Location
- 256 North Michigan Street Lawrence, Kansas 66044 United States 38°59′15″N 95°15′03″W﻿ / ﻿38.98750°N 95.25083°W

Information
- School type: Private school
- Established: 1978
- Administrator: Mary Woolery
- Officer in charge: Mary Woolery
- Grades: K-12
- Enrollment: <200
- Campus: Urban
- Colors: Blue and Gold
- Mascot: Eagle
- Rival: Bishop Seabury
- Newspaper: The Eagle's Eye
- Website: School Website

= Veritas Christian School =

Veritas Christian School is a private, classical Christian school located in Lawrence, Kansas, United States. It is non-denominational and is supported by the tuition and donations from students and alumni. Veritas is a member of the Association of Classical and Christian Schools (ACCS) and a member of the Association of Christian Schools International (ACSI).

==History==
It was opened in 1978 with the name of Douglas County Christian School.

In 1998, the pursuit of academic improvement was enhanced by the implementation of a classical method of instruction.
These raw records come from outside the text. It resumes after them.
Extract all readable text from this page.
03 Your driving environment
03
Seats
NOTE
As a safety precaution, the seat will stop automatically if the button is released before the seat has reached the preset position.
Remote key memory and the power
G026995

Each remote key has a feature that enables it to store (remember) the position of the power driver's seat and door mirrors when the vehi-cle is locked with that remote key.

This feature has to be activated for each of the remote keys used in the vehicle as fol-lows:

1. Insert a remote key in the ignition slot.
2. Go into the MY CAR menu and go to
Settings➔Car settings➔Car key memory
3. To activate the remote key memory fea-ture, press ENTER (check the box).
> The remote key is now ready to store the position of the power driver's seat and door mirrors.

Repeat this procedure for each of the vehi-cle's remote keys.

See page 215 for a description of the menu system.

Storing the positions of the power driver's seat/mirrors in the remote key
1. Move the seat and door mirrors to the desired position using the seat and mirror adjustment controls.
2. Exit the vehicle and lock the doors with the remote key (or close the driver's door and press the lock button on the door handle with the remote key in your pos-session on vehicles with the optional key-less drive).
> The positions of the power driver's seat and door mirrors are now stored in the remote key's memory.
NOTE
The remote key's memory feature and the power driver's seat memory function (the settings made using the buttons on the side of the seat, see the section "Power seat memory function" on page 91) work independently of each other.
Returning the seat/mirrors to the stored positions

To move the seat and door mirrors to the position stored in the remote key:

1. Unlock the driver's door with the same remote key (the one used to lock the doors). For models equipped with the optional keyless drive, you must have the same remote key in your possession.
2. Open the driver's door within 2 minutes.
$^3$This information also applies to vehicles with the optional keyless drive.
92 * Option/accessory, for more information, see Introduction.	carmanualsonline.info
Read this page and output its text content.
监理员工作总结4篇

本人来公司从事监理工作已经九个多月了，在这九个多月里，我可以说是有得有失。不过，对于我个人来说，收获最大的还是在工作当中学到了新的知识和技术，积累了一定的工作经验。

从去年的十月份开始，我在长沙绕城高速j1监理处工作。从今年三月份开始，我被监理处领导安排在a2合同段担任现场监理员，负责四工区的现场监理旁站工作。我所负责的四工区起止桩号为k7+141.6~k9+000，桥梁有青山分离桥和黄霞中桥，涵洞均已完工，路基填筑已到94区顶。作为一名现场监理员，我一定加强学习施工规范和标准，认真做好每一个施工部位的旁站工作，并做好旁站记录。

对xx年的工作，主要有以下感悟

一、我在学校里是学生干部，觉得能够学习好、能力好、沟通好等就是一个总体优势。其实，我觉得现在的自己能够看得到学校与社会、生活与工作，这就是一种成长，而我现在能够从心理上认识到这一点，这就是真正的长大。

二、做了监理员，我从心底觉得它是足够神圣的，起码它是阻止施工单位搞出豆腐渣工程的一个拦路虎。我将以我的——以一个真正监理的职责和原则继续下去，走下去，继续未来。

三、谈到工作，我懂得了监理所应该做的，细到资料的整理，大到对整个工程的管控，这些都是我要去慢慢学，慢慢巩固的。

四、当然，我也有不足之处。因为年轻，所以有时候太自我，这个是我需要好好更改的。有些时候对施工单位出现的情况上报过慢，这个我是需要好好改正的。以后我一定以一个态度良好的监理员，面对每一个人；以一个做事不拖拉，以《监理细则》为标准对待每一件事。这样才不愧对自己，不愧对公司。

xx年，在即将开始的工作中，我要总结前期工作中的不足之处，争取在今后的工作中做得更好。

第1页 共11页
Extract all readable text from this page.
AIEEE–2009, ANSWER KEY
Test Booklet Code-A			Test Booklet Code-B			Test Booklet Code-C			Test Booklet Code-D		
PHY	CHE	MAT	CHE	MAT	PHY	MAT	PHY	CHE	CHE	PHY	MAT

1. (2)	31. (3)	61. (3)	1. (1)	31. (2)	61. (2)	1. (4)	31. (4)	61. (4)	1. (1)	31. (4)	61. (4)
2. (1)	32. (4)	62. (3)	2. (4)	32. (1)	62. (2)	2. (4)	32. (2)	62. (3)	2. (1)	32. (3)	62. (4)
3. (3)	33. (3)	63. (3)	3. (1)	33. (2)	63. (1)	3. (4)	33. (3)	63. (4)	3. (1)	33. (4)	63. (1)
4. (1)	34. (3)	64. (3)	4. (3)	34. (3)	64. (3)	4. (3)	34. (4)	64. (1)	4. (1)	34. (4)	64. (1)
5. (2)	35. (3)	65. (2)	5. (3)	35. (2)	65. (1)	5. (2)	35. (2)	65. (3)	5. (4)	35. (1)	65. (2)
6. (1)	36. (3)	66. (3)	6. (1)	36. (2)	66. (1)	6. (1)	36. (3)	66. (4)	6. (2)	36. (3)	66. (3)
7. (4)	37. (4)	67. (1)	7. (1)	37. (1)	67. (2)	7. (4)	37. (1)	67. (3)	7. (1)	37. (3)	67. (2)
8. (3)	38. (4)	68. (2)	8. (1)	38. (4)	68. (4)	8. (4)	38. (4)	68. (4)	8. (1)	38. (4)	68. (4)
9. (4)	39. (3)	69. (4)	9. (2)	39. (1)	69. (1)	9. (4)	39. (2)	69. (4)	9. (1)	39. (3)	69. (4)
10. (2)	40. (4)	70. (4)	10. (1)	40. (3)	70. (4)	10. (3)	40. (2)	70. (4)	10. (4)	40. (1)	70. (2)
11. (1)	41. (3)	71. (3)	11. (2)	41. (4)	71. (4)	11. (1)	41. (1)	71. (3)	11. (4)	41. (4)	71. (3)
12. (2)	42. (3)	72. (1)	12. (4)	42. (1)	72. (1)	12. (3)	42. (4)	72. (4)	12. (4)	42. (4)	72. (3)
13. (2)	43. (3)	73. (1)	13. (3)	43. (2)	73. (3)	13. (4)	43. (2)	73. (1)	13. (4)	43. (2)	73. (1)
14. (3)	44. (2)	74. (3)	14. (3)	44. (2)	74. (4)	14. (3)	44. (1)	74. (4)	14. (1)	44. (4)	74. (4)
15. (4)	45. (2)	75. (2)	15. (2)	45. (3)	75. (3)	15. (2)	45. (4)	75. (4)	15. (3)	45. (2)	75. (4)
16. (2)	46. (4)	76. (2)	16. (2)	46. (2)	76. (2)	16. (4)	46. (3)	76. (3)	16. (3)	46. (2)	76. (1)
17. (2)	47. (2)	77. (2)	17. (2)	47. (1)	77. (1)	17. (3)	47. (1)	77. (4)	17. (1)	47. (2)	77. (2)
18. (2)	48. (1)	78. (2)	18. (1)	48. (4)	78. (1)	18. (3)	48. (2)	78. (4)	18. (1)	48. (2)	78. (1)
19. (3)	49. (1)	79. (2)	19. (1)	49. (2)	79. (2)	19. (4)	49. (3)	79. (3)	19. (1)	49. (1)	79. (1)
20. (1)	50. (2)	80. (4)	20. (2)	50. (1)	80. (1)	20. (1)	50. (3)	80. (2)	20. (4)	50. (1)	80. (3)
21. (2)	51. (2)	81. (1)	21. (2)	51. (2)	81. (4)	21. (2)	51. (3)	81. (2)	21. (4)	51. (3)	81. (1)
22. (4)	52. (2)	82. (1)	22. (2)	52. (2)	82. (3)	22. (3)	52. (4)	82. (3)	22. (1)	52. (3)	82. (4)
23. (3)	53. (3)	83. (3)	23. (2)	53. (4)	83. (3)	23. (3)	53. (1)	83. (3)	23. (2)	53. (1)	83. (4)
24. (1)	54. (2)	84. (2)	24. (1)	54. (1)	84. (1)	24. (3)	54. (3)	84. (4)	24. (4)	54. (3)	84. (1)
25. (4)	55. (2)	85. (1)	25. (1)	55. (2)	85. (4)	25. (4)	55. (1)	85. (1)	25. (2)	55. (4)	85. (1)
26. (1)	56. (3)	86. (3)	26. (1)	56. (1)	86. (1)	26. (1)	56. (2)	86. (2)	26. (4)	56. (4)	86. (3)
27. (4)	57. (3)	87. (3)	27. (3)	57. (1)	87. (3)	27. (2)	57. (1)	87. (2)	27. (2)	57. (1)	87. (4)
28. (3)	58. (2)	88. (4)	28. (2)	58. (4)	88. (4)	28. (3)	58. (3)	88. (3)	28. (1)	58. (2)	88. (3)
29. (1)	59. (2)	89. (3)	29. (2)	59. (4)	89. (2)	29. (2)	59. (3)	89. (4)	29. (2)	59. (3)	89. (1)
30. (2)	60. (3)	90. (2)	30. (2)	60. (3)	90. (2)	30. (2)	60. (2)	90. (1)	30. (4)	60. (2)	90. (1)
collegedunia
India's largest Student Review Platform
At the start of 2004 school year, grades 10th through 12th grades were added to Veritas, thereby offering a complete educational process for children from Kindergarten through 12th grade.

On-site library and computer lab facilities are provided. It has a playground and open areas for recess activities, the multi-purpose room for P.E. and school assemblies, and a hot lunch program.